A Government initiative to provide cheaper housing in new private estates resulted in just 163 "social and affordable" houses…

A Government initiative to provide cheaper housing in new private estates resulted in just 163 "social and affordable" houses being built last year, despite a record overall output of 69,000 houses and apartments, writes Carl O'Brien.

Internal projections compiled by the Department of Environment estimate that around 500 social and affordable houses will be built in 2004, 1,000 in 2005 and 2,000 in 2006.

The figures come almost two years after the Government watered down a provision that up to 20 per cent of all private developments contain social and affordable housing.

Under pressure from the building industry, the Minister for the Environment, Mr Cullen, said builders could provide financial compensation, or swap land, instead of the 20 per cent clause.

READ MORE

Initial indications are that developers and local authorities are choosing to opt for alternatives, such as financial sums, instead of providing social and affordable houses.

The Minister of State with responsibility for Housing, Mr Noel Ahern, defended Government efforts to increase the provision of social and affordable housing and said supply would increase substantially over time.

He also said it appeared builders were using "stockpiles" of planning permissions granted for land purchased prior to the introduction of the 20 per cent clause in August 1999.

"These things will always have a lead-in time of several years. It is not operating as fast as we would like, but these things take time to fully develop," Mr Ahern said.

He also said the figures did not include a substantial number of social and affordable houses, dating from a 1999 initiative, which were now coming onto the market.

Mr Matt Gallagher, chairman of the national committee of the Irish Home Builders' Association, accepted that numbers provided under the social integration initiative were low, but laid the blame with the Government.

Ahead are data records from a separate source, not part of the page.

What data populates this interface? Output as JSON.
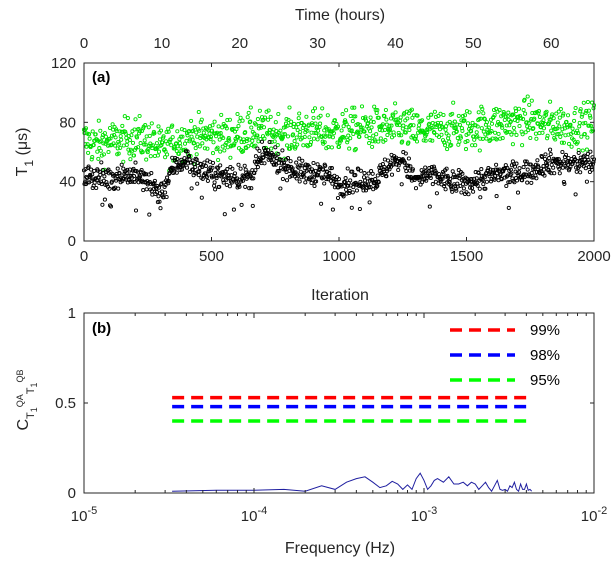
{
  "chart_data": [
    {
      "type": "scatter",
      "panel_label": "(a)",
      "xlabel": "Iteration",
      "ylabel_main": "T",
      "ylabel_sub": "1",
      "ylabel_unit": " (μs)",
      "top_xlabel": "Time (hours)",
      "xlim": [
        0,
        2000
      ],
      "ylim": [
        0,
        120
      ],
      "top_xlim": [
        0,
        65.5
      ],
      "x_ticks": [
        "0",
        "500",
        "1000",
        "1500",
        "2000"
      ],
      "y_ticks": [
        "0",
        "40",
        "80",
        "120"
      ],
      "top_x_ticks": [
        "0",
        "10",
        "20",
        "30",
        "40",
        "50",
        "60"
      ],
      "grid": false,
      "series": [
        {
          "marker": "open-circle",
          "color": "#00e000",
          "x": [
            0,
            50,
            100,
            150,
            200,
            250,
            300,
            350,
            400,
            450,
            500,
            550,
            600,
            650,
            700,
            750,
            800,
            850,
            900,
            950,
            1000,
            1050,
            1100,
            1150,
            1200,
            1250,
            1300,
            1350,
            1400,
            1450,
            1500,
            1550,
            1600,
            1650,
            1700,
            1750,
            1800,
            1850,
            1900,
            1950,
            2000
          ],
          "y": [
            68,
            65,
            67,
            68,
            70,
            68,
            62,
            66,
            69,
            70,
            71,
            70,
            72,
            73,
            74,
            73,
            72,
            74,
            75,
            73,
            74,
            75,
            76,
            76,
            75,
            77,
            74,
            74,
            75,
            76,
            75,
            77,
            78,
            79,
            80,
            82,
            78,
            79,
            77,
            78,
            80
          ]
        },
        {
          "marker": "open-circle",
          "color": "#000000",
          "x": [
            0,
            50,
            100,
            150,
            200,
            250,
            300,
            350,
            400,
            450,
            500,
            550,
            600,
            650,
            700,
            750,
            800,
            850,
            900,
            950,
            1000,
            1050,
            1100,
            1150,
            1200,
            1250,
            1300,
            1350,
            1400,
            1450,
            1500,
            1550,
            1600,
            1650,
            1700,
            1750,
            1800,
            1850,
            1900,
            1950,
            2000
          ],
          "y": [
            45,
            43,
            42,
            45,
            44,
            40,
            30,
            50,
            55,
            48,
            45,
            44,
            43,
            42,
            58,
            55,
            50,
            46,
            46,
            45,
            38,
            40,
            41,
            42,
            52,
            55,
            40,
            45,
            42,
            40,
            38,
            42,
            44,
            45,
            45,
            48,
            52,
            53,
            52,
            53,
            53
          ]
        }
      ]
    },
    {
      "type": "line",
      "panel_label": "(b)",
      "xlabel": "Frequency (Hz)",
      "ylabel_main": "C",
      "ylabel_sub": "T",
      "ylabel_subsub": "1",
      "ylabel_sup": "QA",
      "ylabel_sub2": "T",
      "ylabel_subsub2": "1",
      "ylabel_sup2": "QB",
      "xscale": "log",
      "xlim": [
        1e-05,
        0.01
      ],
      "ylim": [
        0,
        1
      ],
      "x_ticks": [
        {
          "base": "10",
          "exp": "-5"
        },
        {
          "base": "10",
          "exp": "-4"
        },
        {
          "base": "10",
          "exp": "-3"
        },
        {
          "base": "10",
          "exp": "-2"
        }
      ],
      "y_ticks": [
        "0",
        "0.5",
        "1"
      ],
      "grid": false,
      "series": [
        {
          "color": "#1f1fa0",
          "x": [
            3.3e-05,
            6e-05,
            0.0001,
            0.00015,
            0.0002,
            0.00025,
            0.0003,
            0.00035,
            0.0004,
            0.00045,
            0.0005,
            0.00055,
            0.0006,
            0.00065,
            0.0007,
            0.00075,
            0.0008,
            0.00085,
            0.0009,
            0.00095,
            0.001,
            0.00105,
            0.0011,
            0.00115,
            0.0012,
            0.0013,
            0.0014,
            0.0015,
            0.0016,
            0.0017,
            0.0018,
            0.0019,
            0.002,
            0.0021,
            0.0022,
            0.0023,
            0.0024,
            0.0025,
            0.0026,
            0.0027,
            0.0028,
            0.0029,
            0.003,
            0.0031,
            0.0032,
            0.0033,
            0.0034,
            0.0035,
            0.0036,
            0.0037,
            0.0038,
            0.0039,
            0.004,
            0.0041,
            0.0042,
            0.0043
          ],
          "y": [
            0.01,
            0.015,
            0.015,
            0.02,
            0.01,
            0.04,
            0.02,
            0.06,
            0.08,
            0.09,
            0.06,
            0.03,
            0.04,
            0.065,
            0.05,
            0.02,
            0.045,
            0.02,
            0.08,
            0.11,
            0.07,
            0.02,
            0.04,
            0.07,
            0.08,
            0.06,
            0.09,
            0.05,
            0.05,
            0.06,
            0.04,
            0.06,
            0.05,
            0.02,
            0.04,
            0.06,
            0.03,
            0.01,
            0.04,
            0.07,
            0.02,
            0.015,
            0.02,
            0.01,
            0.04,
            0.03,
            0.06,
            0.02,
            0.01,
            0.05,
            0.02,
            0.02,
            0.05,
            0.015,
            0.02,
            0.01
          ]
        }
      ],
      "thresholds": [
        {
          "label": "99%",
          "value": 0.53,
          "color": "#ff0000"
        },
        {
          "label": "98%",
          "value": 0.48,
          "color": "#0000ff"
        },
        {
          "label": "95%",
          "value": 0.4,
          "color": "#00ff00"
        }
      ],
      "threshold_xrange": [
        3.3e-05,
        0.0043
      ]
    }
  ]
}
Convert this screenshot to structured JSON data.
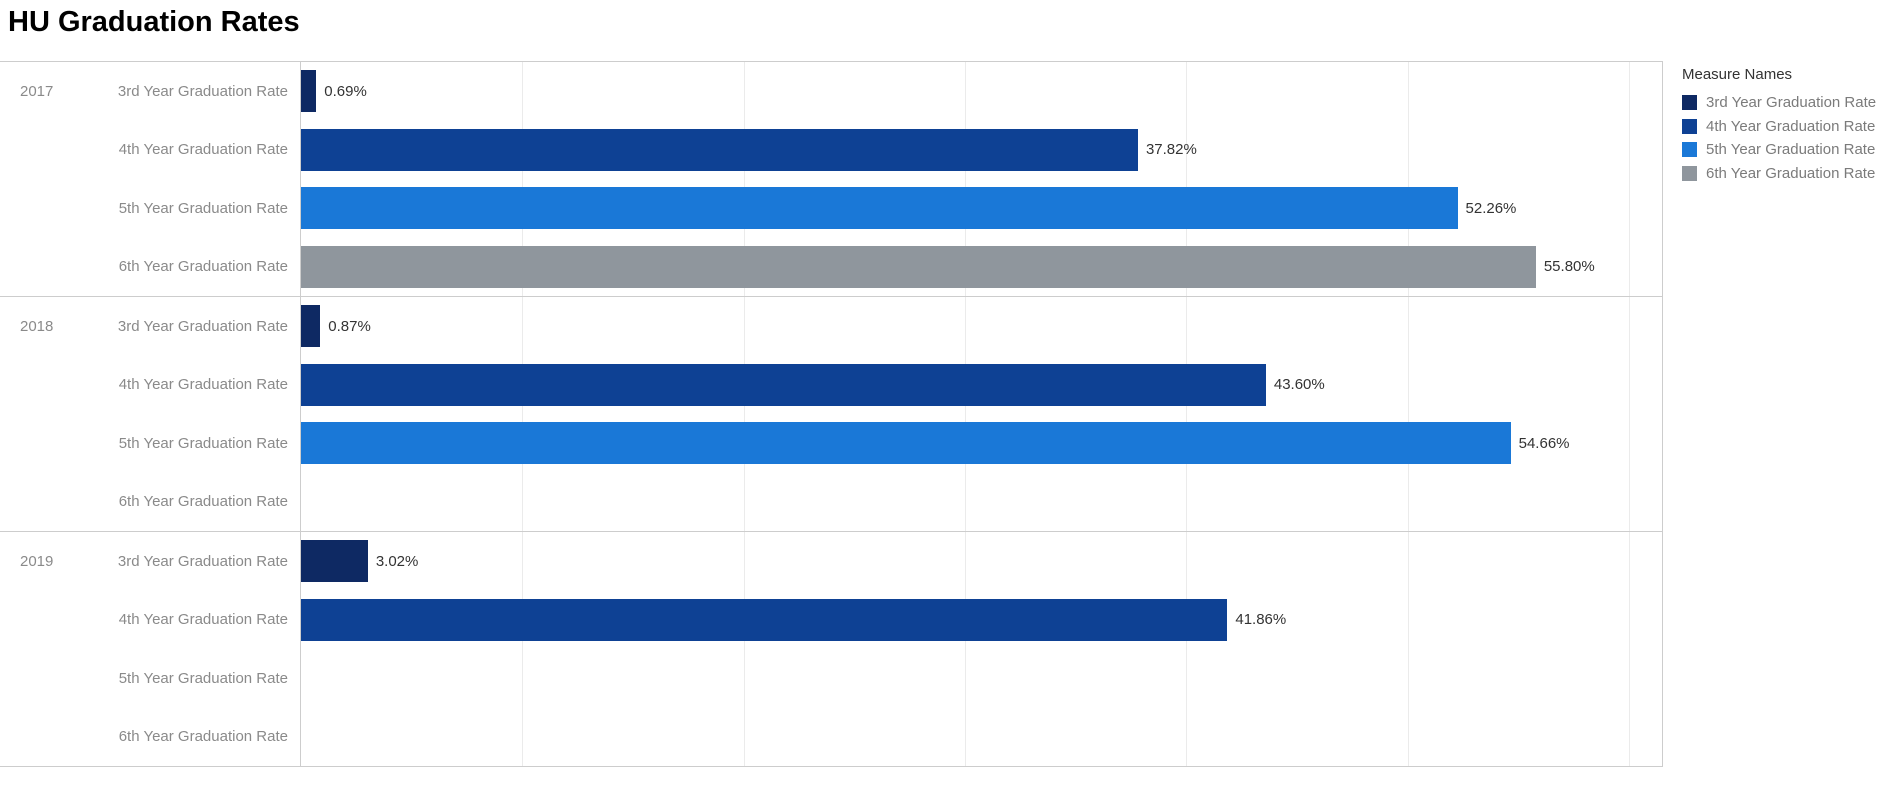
{
  "title": "HU Graduation Rates",
  "legend": {
    "title": "Measure Names",
    "items": [
      {
        "label": "3rd Year Graduation Rate",
        "color": "#0e2963"
      },
      {
        "label": "4th Year Graduation Rate",
        "color": "#0e4194"
      },
      {
        "label": "5th Year Graduation Rate",
        "color": "#1a78d7"
      },
      {
        "label": "6th Year Graduation Rate",
        "color": "#8f969d"
      }
    ]
  },
  "chart_data": {
    "type": "bar",
    "orientation": "horizontal",
    "title": "HU Graduation Rates",
    "xlabel": "",
    "ylabel": "",
    "xlim": [
      0,
      61.5
    ],
    "grid": true,
    "gridline_interval_pct": 10,
    "legend_position": "right",
    "categories": [
      "3rd Year Graduation Rate",
      "4th Year Graduation Rate",
      "5th Year Graduation Rate",
      "6th Year Graduation Rate"
    ],
    "groups": [
      {
        "year": "2017",
        "values": [
          0.69,
          37.82,
          52.26,
          55.8
        ],
        "labels": [
          "0.69%",
          "37.82%",
          "52.26%",
          "55.80%"
        ]
      },
      {
        "year": "2018",
        "values": [
          0.87,
          43.6,
          54.66,
          null
        ],
        "labels": [
          "0.87%",
          "43.60%",
          "54.66%",
          null
        ]
      },
      {
        "year": "2019",
        "values": [
          3.02,
          41.86,
          null,
          null
        ],
        "labels": [
          "3.02%",
          "41.86%",
          null,
          null
        ]
      }
    ]
  }
}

He said developers were also choosing to take the option of financial compensation rather than hand over a proportion of their development for social and affordable housing.

"Given an option, a builder will probably go for cash. It's simple, less administrative hassle. Local authorities want us to build houses for them, and have dumped the social integration initiative on the builders ... the jury is still out on whether this initiative will work," he said.

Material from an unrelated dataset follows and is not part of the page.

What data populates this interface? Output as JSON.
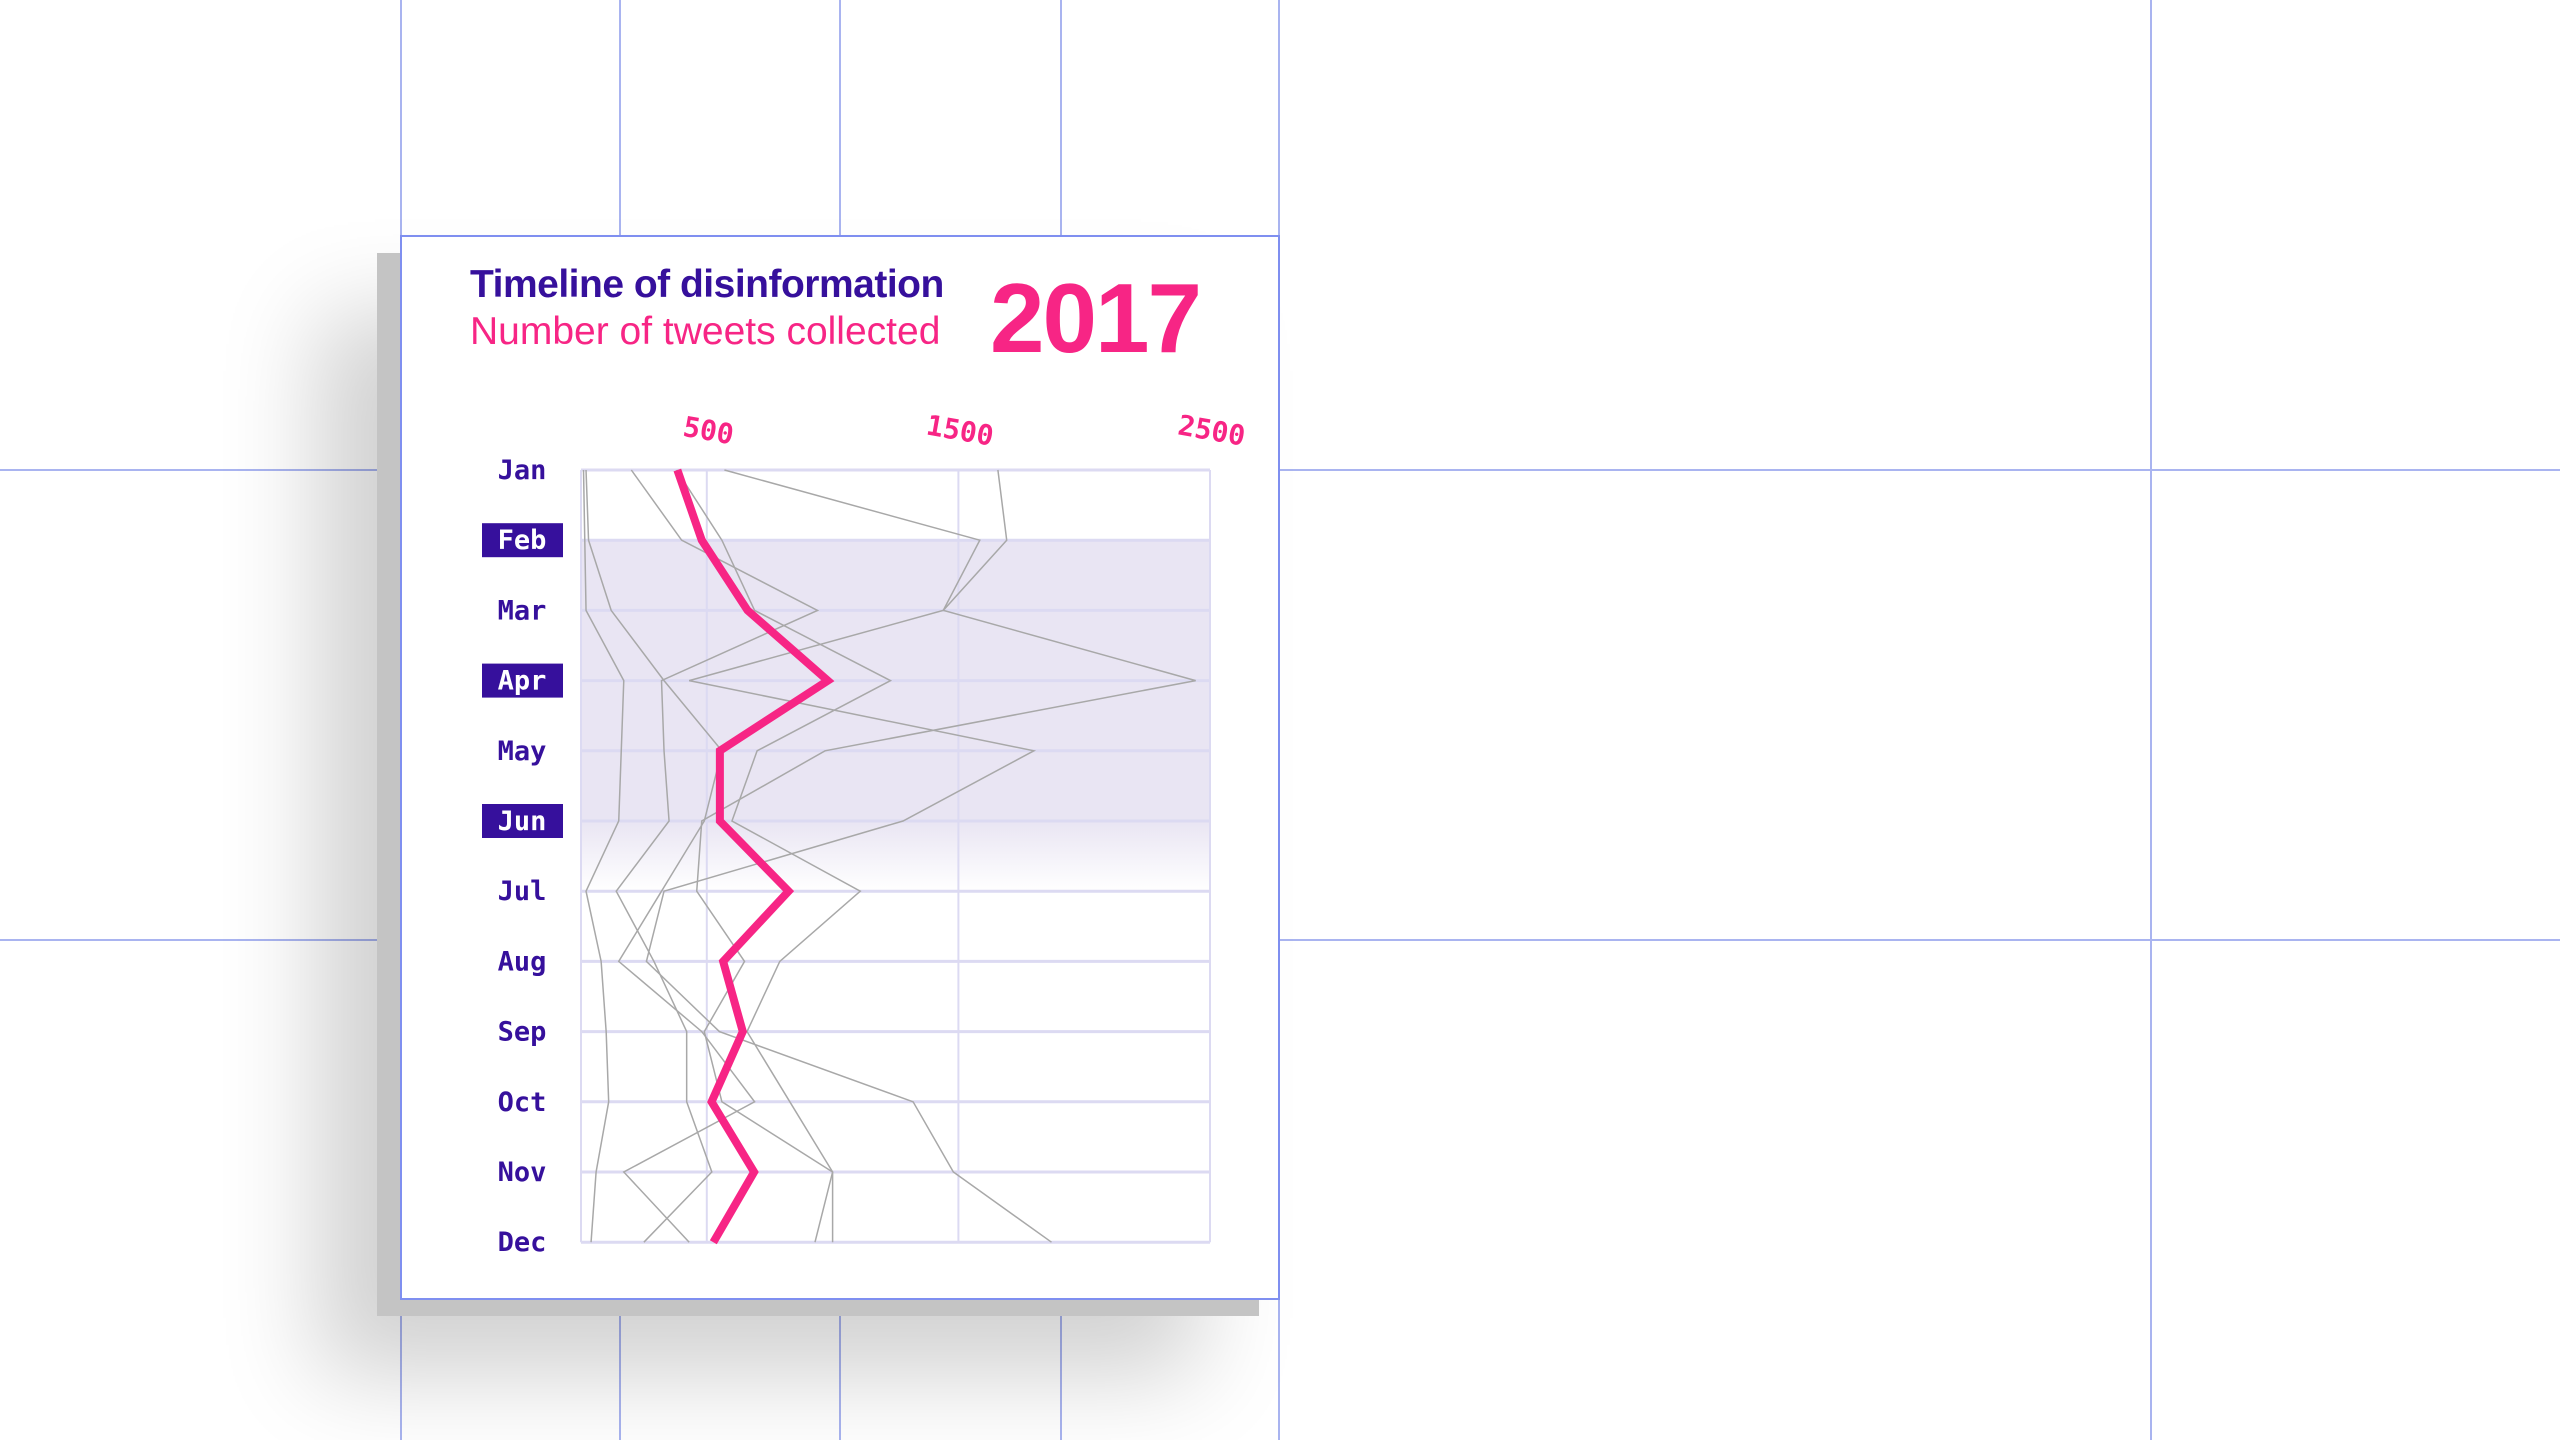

A construction industry source said another factor was that private home-buyers simply did not want to live in a development with a social or affordable component.

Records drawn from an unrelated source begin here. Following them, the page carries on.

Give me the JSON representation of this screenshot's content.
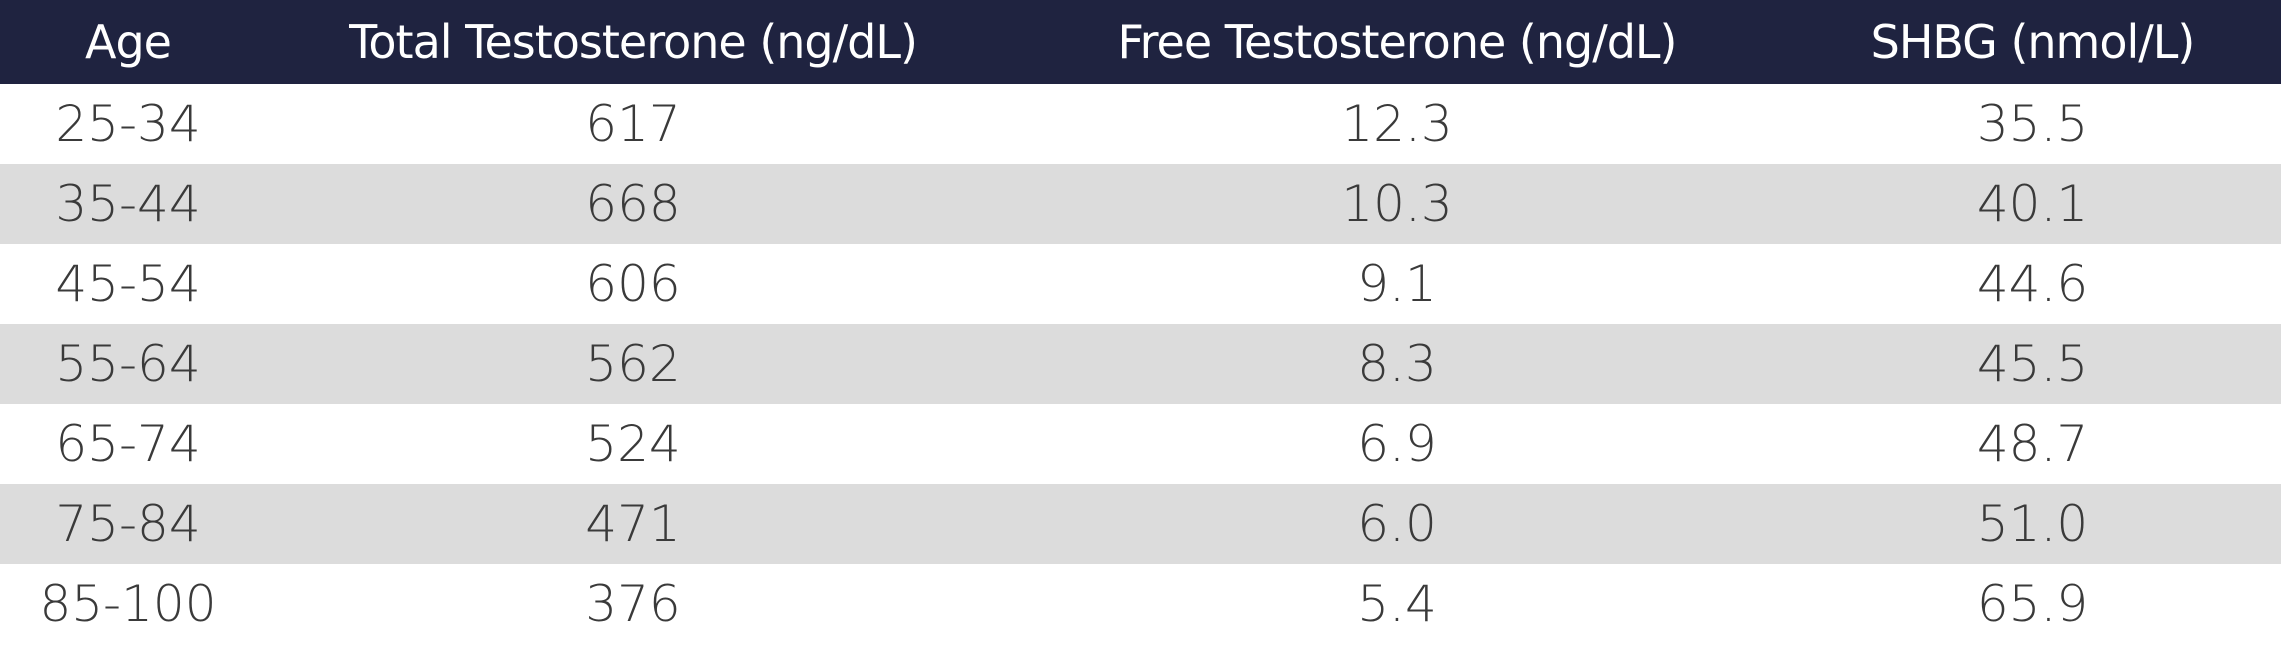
{
  "table": {
    "header": [
      "Age",
      "Total Testosterone (ng/dL)",
      "Free Testosterone (ng/dL)",
      "SHBG (nmol/L)"
    ],
    "rows": [
      [
        "25-34",
        "617",
        "12.3",
        "35.5"
      ],
      [
        "35-44",
        "668",
        "10.3",
        "40.1"
      ],
      [
        "45-54",
        "606",
        "9.1",
        "44.6"
      ],
      [
        "55-64",
        "562",
        "8.3",
        "45.5"
      ],
      [
        "65-74",
        "524",
        "6.9",
        "48.7"
      ],
      [
        "75-84",
        "471",
        "6.0",
        "51.0"
      ],
      [
        "85-100",
        "376",
        "5.4",
        "65.9"
      ]
    ]
  }
}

"People are very fussy over who they live next door to. Ninety per cent of punters don't want to be near social housing, and builders are faced with that problem. Everyone's putting their heads in the sand on this issue," the source said.

Threshold, the national housing organisation, criticised the Government's handing of the social and affordable housing initiative and called for the 20 per cent clause to be fully implemented in all areas.

The group's chairwoman, Ms Aideen Hayden, said: "They're not using this 20 per cent clause to the fullest extent. If they don't, we all pay the price and communities will continue to disintegrate."

The group has also called for the level of local authority social housing to be doubled to help deal with what it says is a housing crisis.

Out of the 69,000 housing units built last year, over 5,000 local authority units - or 8 per cent of overall housing output - were local authority houses. Meanwhile, there are in excess of 48,000 families on local authority waiting-lists.

Building has yet to begin, meanwhile, on the 10,000 affordable houses promised during the lifetime of the Sustaining Progress pay deal.